Parfois, j'avais envie de me projeter dans la forêt grisâtre qui nous entourait, de marcher sur les routes enneigées et désertes, malgré l'interdiction de Yaroslav, même en sachant que je ne rencontrerais personne sur mon chemin, à part quelques lièvres bizarres. Il m'arrivait de regarder les photos que mon père gardait précieusement dans son coffre: je le voyais dans sa fleur d'âge (et sans sa canne) avec ses amis chimistes, il se réjouissait, puis, j'observais avec curiosité Moscou avec sa grandiose Place Rouge, Prague agitée, Marseille et son Vieux Port charmant, toutes à l'apogée du progrès technique... la peste de l'humanité selon Yaroslav. Je lui demandais pourquoi nous étions ici, je le tirais par la manche quand il demeurait silencieux, mais malgré tous mes efforts il ne me révélait pas ce qu'il cachait. J'étais encore enfant, hélas. Quinze ans, c'est l'âge enfantin. L'âge où on est en pleine crise d'adolescence.
La pleine lune éclaira la table sobre où nous étions assis. Yaroslav, ému sans raison, jeta un coup d'œil sur moi et me demanda:
« Tu vas te coucher, minot? »
Je ressentis comme un coup de foudre dans les profondeurs de mon âme, le temps était venu. Je devais absolument lui poser la fameuse question à nouveau. Je ne savais pas ce qui m'avait poussé à le dire, probablement la mélancolie qu'éprouvait Yaroslav, le seul sentiment qu'il avait montré de toute la soirée. Si je ne l'apprenais pas, je ne dormirais pas cette nuit.

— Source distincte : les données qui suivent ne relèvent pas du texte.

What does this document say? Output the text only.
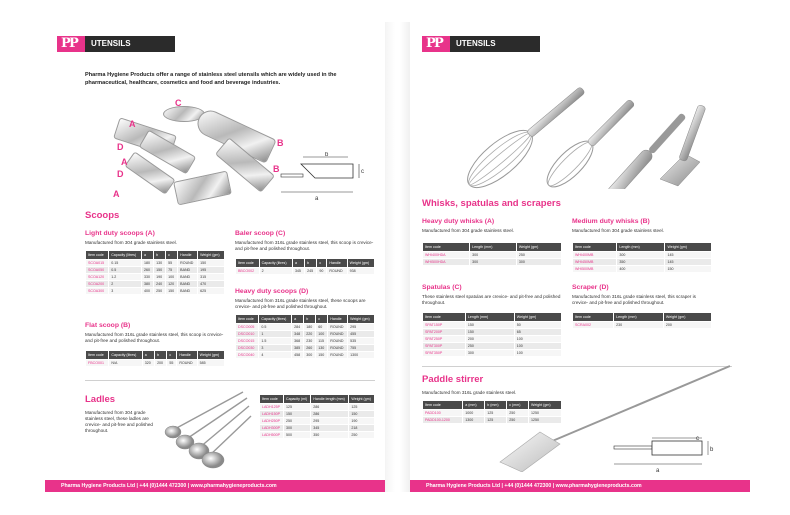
P
P	UTENSILS
Pharma Hygiene Products offer a range of stainless steel utensils which are widely used in the pharmaceutical, healthcare, cosmetics and food and beverage industries.
A
C
D
A
D
A
B
B
b
c
a
Scoops
Light duty scoops (A)
Manufactured from 304 grade stainless steel.
Item code	Capacity (litres)	a	b	c	Handle	Weight (gm)
SCOA015	0.15	180	130	55	ROUND	150
SCOA050	0.5	260	150	75	BAND	195
SCOA120	1.2	330	190	100	BAND	315
SCOA200	2	380	240	120	BAND	470
SCOA300	3	400	250	150	BAND	625
Flat scoop (B)
Manufactured from 316L grade stainless steel, this scoop is crevice- and pit-free and polished throughout.
Item code	Capacity (litres)	a	b	c	Handle	Weight (gm)
FBCO001	N/A	320	200	55	ROUND	585
Baler scoop (C)
Manufactured from 316L grade stainless steel, this scoop is crevice- and pit-free and polished throughout.
Item code	Capacity (litres)	a	b	c	Handle	Weight (gm)
BBCO002	2	345	245	90	ROUND	938
Heavy duty scoops (D)
Manufactured from 316L grade stainless steel, these scoops are crevice- and pit-free and polished throughout.
Item code	Capacity (litres)	a	b	c	Handle	Weight (gm)
DSCO005	0.5	284	180	60	ROUND	295
DSCO010	1	348	220	100	ROUND	455
DSCO015	1.5	368	230	115	ROUND	535
DSCO030	3	385	260	130	ROUND	755
DSCO040	4	458	300	150	ROUND	1300
Ladles
Manufactured from 304 grade stainless steel, these ladles are crevice- and pit-free and polished throughout.
Item code	Capacity (ml)	Handle length (mm)	Weight (gm)
LADH125P	125	286	125
LADH150P	150	286	150
LADH250P	250	295	190
LADH300P	300	345	218
LADH500P	500	350	250
Pharma Hygiene Products Ltd | +44 (0)1444 472300 | www.pharmahygieneproducts.com
P
P	UTENSILS
Whisks, spatulas and scrapers
Heavy duty whisks (A)
Manufactured from 304 grade stainless steel.
Item code	Length (mm)	Weight (gm)
WHI400HDA	300	250
WHI500HDA	300	300
Medium duty whisks (B)
Manufactured from 304 grade stainless steel.
Item code	Length (mm)	Weight (gm)
WHI400MB	300	145
WHI450MB	350	145
WHI500MB	400	150
Spatulas (C)
These stainless steel spatulas are crevice- and pit-free and polished throughout.
Item code	Length (mm)	Weight (gm)
SPAT150P	150	50
SPAT200P	150	65
SPAT250P	200	100
SPAT300P	250	100
SPAT350P	300	100
Scraper (D)
Manufactured from 316L grade stainless steel, this scraper is crevice- and pit-free and polished throughout.
Item code	Length (mm)	Weight (gm)
SCRA002	230	200
Paddle stirrer
Manufactured from 316L grade stainless steel.
Item code	a (mm)	b (mm)	c (mm)	Weight (gm)
PADD100	1000	125	250	1250
PADD100-1200	1300	125	250	1250
c
b
a
Pharma Hygiene Products Ltd | +44 (0)1444 472300 | www.pharmahygieneproducts.com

« Je... je voulais juste savoir... Au fait, pourquoi nous sommes là? Qu'est-ce qui s'est passé avant ma naissance? »
Yaroslav détourna le regard, c'est vrai qu'il portait un lourd fardeau sur ses épaules. Les expressions de son visage, ses gestes voulaient dire qu'il n'allait pas répondre par un simple: « Tu es encore trop jeune pour le savoir. » L'histoire qu'il devait raconter n'était sûrement pas facile à accepter, vu qu'il avait mis longtemps avant de dévoiler le côté le plus sombre de son passé. Yaroslav mordit sa lèvre inférieure et soupira, un lourd silence s'installa dans la conversation.
« Je savais que tu allais me poser cette question, Vojta. Je pense que je dois te raconter la vérité avant que tu ne la découvres par toi-même. »
Cette phrase annonçait que la suite du récit allait me choquer, mais mon envie d'en savoir plus était plus forte que la peur.
« Tu sais qu'il y avait la guerre?
— Bien sûr! m'exclamai-je. Tu me l'as dit une fois, sans me détailler les événements.
— Cette histoire a un début, comme toutes les autres. Nous étions en 2017, et j'étais jeune comme toi. J'habitais dans une petite ville près de Tver. Je sentais que ce que j'appelais ma patrie me dégoûtait et...
— Pourquoi? Toi-même, tu disais qu'il faut être patriote, et maintenant tu me dis ça! »
Yaroslav baissa la tête en tapotant un rythme avec ses doigts sur la table, il mit quelques minutes avant de me répliquer:
« Il faut être patriote quand ta patrie ne sème que des bons sentiments dans ton cœur, ce qui n'était pas le cas pour moi. Je n'acceptais pas ce qu'elle était devenue avec ce dictateur Poutine... La délinquance, la corruption et la misère régnaient dans les rues, mais le peuple ne le voyait pas. Le soi-disant « président » gouvernait avec l'Église orthodoxe, on aurait pensé qu'on était revenu cent ans en arrière, dans l'Empire russe avec le tsar. Mon prof de chimie m'a dit une fois: « Si tu veux survivre, va-t'en de là. » J'ai suivi son conseil et je me suis installé en Prague, en Tchéquie, pour devenir ingénieur chimiste.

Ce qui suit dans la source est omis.